A. springy double pendulum
- We consider a dissipationless spherical double pendulum with springs.
- The kinetic and potential energy of the system are given by equations.
- The prediction task is to learn the positions and momenta over a set of later times given the initializations of the pendulum positions and momenta.
- The training inputs consist of 500 different initializations of the pendulum positions and momenta.
- We consider three different O(3)-equivariant models depending on how the gravitational acceleration vector is involved.
- Known-g model uses the gravitational acceleration vector as an input feature.
- Learned-g model uses the gravitational acceleration vector as an learnable variable.
- No-g model does not use the gravitational acceleration vector as an input feature.
- The model is evaluated on a test data set with T = 150 and t 0 = 0.
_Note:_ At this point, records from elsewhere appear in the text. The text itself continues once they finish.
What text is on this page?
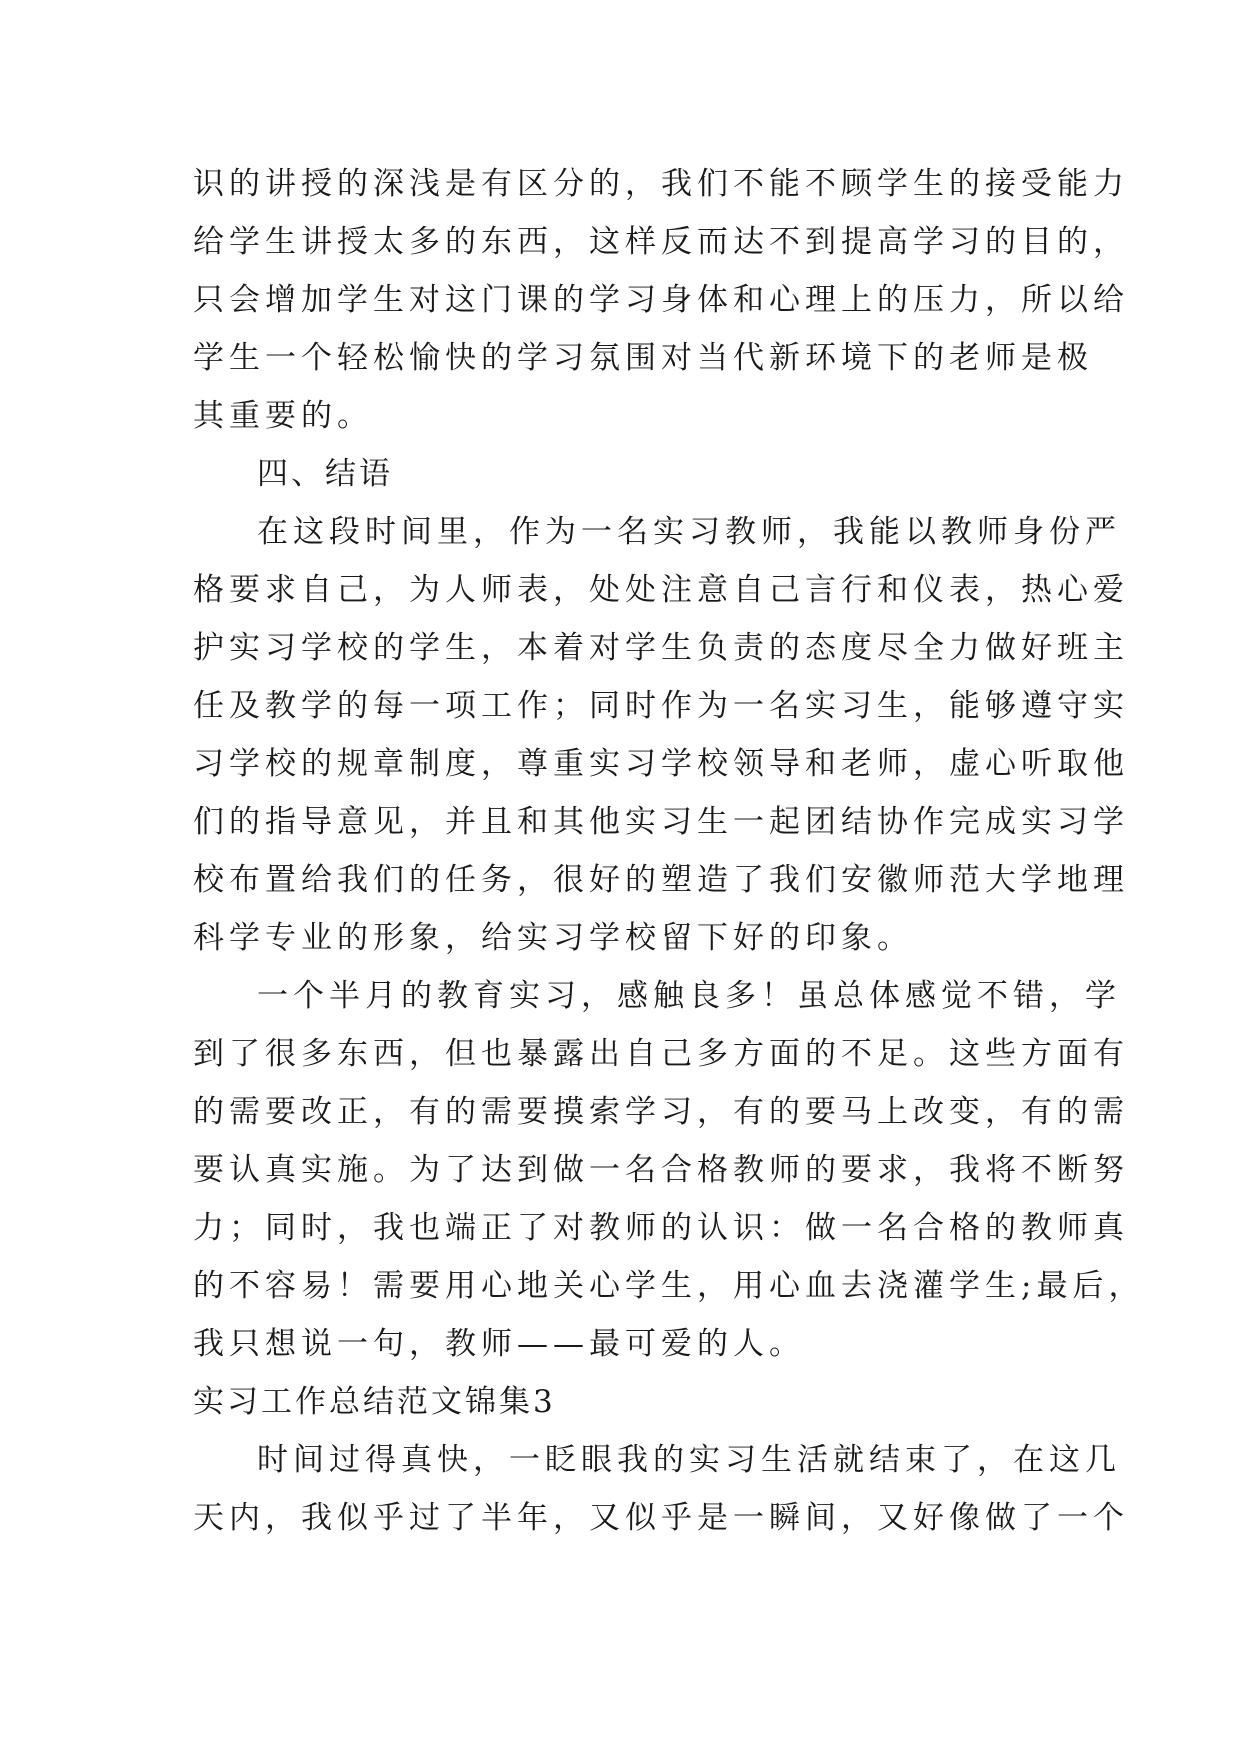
识的讲授的深浅是有区分的，我们不能不顾学生的接受能力
给学生讲授太多的东西，这样反而达不到提高学习的目的，
只会增加学生对这门课的学习身体和心理上的压力，所以给
学生一个轻松愉快的学习氛围对当代新环境下的老师是极
其重要的。
四、结语
在这段时间里，作为一名实习教师，我能以教师身份严
格要求自己，为人师表，处处注意自己言行和仪表，热心爱
护实习学校的学生，本着对学生负责的态度尽全力做好班主
任及教学的每一项工作；同时作为一名实习生，能够遵守实
习学校的规章制度，尊重实习学校领导和老师，虚心听取他
们的指导意见，并且和其他实习生一起团结协作完成实习学
校布置给我们的任务，很好的塑造了我们安徽师范大学地理
科学专业的形象，给实习学校留下好的印象。
一个半月的教育实习，感触良多！虽总体感觉不错，学
到了很多东西，但也暴露出自己多方面的不足。这些方面有
的需要改正，有的需要摸索学习，有的要马上改变，有的需
要认真实施。为了达到做一名合格教师的要求，我将不断努
力；同时，我也端正了对教师的认识：做一名合格的教师真
的不容易！需要用心地关心学生，用心血去浇灌学生;最后，
我只想说一句，教师——最可爱的人。
实习工作总结范文锦集3
时间过得真快，一眨眼我的实习生活就结束了，在这几
天内，我似乎过了半年，又似乎是一瞬间，又好像做了一个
- The performance of the three predictive models is based on the state relative error at a given time t.
- Figure 1 depicts the difference between active and passive transformations.
- Figure 2 shows the prediction of the intensity of black body radiation and the performance of learning the dynamics of the springy double pendulum.
- Inference of causal structure is possible without any training data or interventions.